When I was asked if I would teach a course in East Ham, it did seem like the ideal opportunity to get some base fitness going again after NZ. The ride over there is 25 miles and gets interesting at Battersea as it ploughs through central London, crossing Tower Bridge, before heading out via Tower Hamlets and Stratford.
Now, I've been regularly commuting by bike for 10 years but never somewhere like central London, and it's a bit of a shock. As you head in, and the traffic starts to clog, there is no point whatsoever in waiting in line. Those cars are going to be nose-to-tail for the next 15 miles. So, you want to duck inside or out and get through. But it's not so easy, the place is swarming with motorbikes, scooters, and other cyclists trying to do the same.
Much looking over the shoulder is required, but it's fun cruising past the cars on the wrong side of the road. The sheer number of cyclists is completely alien to me, but normal to them. There are no nods of acknowledgement. People pull up in front of you at traffic lights (if they stop at all). Riders take offence if you overtake, and ramp up speed to try to hang on behind you. I took away a sense of hostility from the week of riding across London, and most of it came from the cyclists.
Still, it was strange how compelling the dance of the other traffic was every morning. The miles would fly by, the sights would be unnoticed. I would take risks that I could control (overtaking on the right) and shy away from those I couldn't (overtaking moving traffic on the left). It had a kind of buzz, and day-by-day my times for the ride went down.

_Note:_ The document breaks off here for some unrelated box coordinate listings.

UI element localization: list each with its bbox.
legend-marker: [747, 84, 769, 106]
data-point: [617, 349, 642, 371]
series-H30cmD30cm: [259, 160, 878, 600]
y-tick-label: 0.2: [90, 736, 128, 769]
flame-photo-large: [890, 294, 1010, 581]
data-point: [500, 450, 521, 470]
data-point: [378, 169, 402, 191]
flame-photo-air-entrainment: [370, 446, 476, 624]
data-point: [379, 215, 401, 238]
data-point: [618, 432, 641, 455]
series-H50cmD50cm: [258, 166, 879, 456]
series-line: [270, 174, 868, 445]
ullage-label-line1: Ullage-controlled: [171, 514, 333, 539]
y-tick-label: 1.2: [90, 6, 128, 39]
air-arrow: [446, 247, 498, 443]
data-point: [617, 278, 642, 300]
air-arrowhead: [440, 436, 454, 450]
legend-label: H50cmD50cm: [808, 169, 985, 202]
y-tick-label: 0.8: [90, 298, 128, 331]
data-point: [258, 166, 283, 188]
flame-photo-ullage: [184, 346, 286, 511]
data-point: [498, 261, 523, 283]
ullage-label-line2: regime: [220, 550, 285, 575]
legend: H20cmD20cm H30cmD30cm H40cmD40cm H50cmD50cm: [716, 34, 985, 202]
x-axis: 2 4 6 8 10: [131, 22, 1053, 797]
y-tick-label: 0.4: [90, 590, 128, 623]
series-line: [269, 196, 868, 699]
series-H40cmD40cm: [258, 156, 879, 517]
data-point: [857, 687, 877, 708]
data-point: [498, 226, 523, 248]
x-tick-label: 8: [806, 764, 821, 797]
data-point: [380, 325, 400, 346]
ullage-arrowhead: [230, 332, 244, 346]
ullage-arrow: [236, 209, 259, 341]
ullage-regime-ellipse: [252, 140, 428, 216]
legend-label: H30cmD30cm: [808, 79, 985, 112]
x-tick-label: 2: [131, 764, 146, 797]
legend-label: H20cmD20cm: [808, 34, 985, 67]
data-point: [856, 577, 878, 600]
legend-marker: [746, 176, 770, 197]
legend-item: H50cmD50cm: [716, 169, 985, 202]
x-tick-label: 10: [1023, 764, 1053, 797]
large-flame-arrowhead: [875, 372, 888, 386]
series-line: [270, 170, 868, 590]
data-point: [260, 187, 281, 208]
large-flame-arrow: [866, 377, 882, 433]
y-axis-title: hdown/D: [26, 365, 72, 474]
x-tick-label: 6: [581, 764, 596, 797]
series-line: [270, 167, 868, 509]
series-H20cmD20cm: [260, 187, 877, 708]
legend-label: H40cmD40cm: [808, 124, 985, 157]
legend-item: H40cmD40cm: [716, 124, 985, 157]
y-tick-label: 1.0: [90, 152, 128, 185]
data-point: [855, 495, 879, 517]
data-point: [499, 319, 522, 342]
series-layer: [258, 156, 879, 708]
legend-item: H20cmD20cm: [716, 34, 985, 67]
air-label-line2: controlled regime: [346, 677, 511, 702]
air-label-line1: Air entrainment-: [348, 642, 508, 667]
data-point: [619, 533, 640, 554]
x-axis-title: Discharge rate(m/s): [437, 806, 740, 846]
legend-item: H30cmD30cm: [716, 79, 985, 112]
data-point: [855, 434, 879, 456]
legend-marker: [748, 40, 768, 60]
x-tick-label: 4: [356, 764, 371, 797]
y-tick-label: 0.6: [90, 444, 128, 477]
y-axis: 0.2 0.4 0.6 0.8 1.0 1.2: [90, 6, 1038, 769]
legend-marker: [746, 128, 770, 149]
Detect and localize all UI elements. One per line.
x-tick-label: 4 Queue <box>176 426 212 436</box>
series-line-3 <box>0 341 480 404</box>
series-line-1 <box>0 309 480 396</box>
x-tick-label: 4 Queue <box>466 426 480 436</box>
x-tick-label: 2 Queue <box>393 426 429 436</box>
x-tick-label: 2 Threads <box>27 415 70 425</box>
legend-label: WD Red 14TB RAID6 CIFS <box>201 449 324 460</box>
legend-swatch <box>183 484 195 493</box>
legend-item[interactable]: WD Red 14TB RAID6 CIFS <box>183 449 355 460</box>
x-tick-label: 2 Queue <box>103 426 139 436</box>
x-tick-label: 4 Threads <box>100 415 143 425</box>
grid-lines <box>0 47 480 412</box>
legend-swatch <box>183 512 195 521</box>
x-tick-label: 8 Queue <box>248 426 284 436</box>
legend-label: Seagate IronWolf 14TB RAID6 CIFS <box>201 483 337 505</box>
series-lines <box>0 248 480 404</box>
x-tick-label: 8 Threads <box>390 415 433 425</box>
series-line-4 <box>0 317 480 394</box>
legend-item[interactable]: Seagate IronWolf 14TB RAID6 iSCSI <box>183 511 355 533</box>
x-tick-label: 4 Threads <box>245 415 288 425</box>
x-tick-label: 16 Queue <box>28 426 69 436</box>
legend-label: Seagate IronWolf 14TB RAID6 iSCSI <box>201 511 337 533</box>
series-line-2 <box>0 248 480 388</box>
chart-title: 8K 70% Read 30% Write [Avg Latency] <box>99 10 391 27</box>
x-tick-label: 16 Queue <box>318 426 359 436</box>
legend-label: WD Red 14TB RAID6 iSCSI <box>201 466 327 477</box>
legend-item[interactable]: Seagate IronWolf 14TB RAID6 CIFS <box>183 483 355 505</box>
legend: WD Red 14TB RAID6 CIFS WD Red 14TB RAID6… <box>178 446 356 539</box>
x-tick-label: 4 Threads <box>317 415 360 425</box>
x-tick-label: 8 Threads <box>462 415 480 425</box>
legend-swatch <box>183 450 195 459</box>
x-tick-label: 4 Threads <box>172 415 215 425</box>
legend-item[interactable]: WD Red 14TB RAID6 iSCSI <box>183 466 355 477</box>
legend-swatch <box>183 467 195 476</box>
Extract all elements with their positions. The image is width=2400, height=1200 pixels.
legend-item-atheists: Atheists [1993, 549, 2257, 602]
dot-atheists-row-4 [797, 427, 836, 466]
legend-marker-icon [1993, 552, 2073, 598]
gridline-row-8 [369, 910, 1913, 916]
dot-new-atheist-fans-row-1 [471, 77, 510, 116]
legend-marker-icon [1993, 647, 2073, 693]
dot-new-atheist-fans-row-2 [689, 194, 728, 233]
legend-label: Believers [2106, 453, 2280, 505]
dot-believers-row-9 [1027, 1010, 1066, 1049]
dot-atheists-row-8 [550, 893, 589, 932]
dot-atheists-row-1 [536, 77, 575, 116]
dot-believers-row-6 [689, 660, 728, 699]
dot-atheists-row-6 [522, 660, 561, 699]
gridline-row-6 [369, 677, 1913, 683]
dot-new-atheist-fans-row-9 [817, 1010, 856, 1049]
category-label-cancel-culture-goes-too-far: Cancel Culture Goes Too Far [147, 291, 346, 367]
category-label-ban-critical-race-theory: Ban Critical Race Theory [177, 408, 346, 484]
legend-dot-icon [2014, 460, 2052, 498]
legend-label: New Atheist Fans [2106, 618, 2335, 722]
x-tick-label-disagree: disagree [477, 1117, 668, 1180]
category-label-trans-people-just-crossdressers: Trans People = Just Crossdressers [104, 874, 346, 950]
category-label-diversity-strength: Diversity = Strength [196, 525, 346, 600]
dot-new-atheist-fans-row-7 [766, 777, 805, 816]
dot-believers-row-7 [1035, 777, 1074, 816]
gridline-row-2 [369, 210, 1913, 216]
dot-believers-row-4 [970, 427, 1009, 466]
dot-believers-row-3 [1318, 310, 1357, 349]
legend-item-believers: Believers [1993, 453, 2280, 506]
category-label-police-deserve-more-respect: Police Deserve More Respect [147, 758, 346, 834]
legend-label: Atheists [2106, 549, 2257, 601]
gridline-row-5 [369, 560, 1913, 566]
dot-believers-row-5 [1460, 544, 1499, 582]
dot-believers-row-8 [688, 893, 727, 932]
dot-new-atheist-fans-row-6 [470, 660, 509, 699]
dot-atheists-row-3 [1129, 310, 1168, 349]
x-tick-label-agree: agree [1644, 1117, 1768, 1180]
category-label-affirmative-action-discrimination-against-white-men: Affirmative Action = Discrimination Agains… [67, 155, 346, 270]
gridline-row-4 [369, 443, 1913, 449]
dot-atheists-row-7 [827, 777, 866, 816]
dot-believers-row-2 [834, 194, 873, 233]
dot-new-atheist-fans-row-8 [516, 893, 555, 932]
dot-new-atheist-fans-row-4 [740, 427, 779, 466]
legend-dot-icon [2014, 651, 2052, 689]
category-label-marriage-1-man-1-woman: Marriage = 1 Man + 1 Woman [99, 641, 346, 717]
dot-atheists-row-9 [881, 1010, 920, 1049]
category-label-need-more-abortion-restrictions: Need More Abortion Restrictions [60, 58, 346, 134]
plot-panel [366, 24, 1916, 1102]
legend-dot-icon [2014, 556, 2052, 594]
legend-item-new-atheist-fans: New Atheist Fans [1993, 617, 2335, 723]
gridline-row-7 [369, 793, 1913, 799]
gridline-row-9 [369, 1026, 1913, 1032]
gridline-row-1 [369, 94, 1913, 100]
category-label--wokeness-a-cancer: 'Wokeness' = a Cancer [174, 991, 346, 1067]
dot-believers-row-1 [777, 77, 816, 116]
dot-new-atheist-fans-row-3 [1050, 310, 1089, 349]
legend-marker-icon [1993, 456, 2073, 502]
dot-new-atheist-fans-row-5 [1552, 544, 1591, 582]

The evenings were better, though. I left the school by 3.30, so the traffic hadn't hit its peak. I didn't have a deadline to get home (except the increasing debt that I owed my stomach), so I could finally look around. The Gherkin would rise up ahead of me MIND THAT BENDY-BUS! and I would cruise off down a quieter road. The blue supports on Tower Bridge would embrace me and I would watch the tourists spin around, whirring their cameras as I whirred my pedals. Hospitals and hair-dressers, I could glance at little scenes all over the city. Harlequins Rugby Club would always be busy and signal that I was nearly at Kingston and from there, nearly home.
In the middle of it all, there were surprising moments. Cars giving way without need (people outside of London may find that unremarkable, it can make your day down here), and just when I was tired and jaded, another cyclist. He set off up Kingston Hill in front of me, and I tucked in behind. I hoped he wouldn't get annoyed about towing me up the hill, but as he pointed out a pot-hole, I knew he wasn't cursing me. Both being red-light stoppers, we had a good chat about riding. Where we'd been (on the same road for more than 10 miles), and where we were going.
Where I was going was back to ploughing my usual furrows and to speculate on whether more cyclists is really a good thing. In the outer boroughs of London, I see almost no other fast-moving bikes. If we get the change we're trying to bring about, and more people do cycle, I hope the combativeness of the centre doesn't set the tone for all cycling in London.